Prof. Dr. Var, “Baklavalarda maya, küf ve koliform bakteri bulgularının yanı sıra 20 örneğin 5’inde dışkı kökenli E.coli tespit ettik” dedi. Bu derecede bir bakteri varlığının kabul edilemez olduğunu vurgulayan Var, “Özellikle yaşlı ve çocukların bağışıklığı zayıf.
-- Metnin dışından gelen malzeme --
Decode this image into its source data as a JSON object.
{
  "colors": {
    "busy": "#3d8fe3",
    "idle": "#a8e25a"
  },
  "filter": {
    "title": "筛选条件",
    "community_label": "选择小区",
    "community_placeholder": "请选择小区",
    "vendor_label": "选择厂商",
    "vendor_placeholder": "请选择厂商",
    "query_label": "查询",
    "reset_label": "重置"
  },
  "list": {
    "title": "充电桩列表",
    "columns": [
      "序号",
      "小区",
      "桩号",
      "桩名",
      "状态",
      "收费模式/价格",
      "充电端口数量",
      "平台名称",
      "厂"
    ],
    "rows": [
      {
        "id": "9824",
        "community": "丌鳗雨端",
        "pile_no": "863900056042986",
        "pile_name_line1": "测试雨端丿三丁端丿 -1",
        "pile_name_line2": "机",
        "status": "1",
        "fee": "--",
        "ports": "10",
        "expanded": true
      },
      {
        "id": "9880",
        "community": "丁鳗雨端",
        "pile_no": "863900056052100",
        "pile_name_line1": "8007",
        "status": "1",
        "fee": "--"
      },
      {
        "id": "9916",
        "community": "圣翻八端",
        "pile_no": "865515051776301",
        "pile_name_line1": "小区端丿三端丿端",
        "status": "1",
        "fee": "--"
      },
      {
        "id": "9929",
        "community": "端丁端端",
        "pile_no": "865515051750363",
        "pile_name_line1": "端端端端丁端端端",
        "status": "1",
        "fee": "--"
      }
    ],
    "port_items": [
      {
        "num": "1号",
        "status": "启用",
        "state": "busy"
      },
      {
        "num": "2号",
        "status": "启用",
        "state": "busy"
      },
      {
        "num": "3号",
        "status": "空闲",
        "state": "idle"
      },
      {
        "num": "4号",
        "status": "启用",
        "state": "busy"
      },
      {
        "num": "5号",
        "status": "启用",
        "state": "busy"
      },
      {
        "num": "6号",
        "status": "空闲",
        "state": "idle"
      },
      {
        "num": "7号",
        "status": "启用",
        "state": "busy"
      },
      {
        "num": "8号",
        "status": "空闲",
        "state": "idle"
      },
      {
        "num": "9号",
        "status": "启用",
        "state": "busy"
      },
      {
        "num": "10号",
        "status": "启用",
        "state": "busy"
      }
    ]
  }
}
Bu baklavalar tükendiğinde ishal, kusma ve bulantı gibi devam eden ağır semptomlara yol açabilir” uyarısında bulundu.
Birçok Tatlı Risk Barındırıyor
Laboratuvar çalışması sadece tek bir tatlıyla sınırlı kalmadı. Cezerye örneklerinin birçoğunun koliform açısından kirli olduğu, lokum örneklerinin ise üçte ikisinde koliform, maya ve küf barındırdığı belirtildi. Ayrıca, sokaklarda en çok satılan halka tatlılarında “Staphylococcus aureus” bakterisine rastlandığı ve bunun gıda zehirlenmesine neden olabileceği ifade edildi. Prof. Dr. Var, “Açıkta satılan tatlılar, özellikle dış ortama maruz kaldıklarında maya ve küf açısından daha riskli hale geliyor” dedi.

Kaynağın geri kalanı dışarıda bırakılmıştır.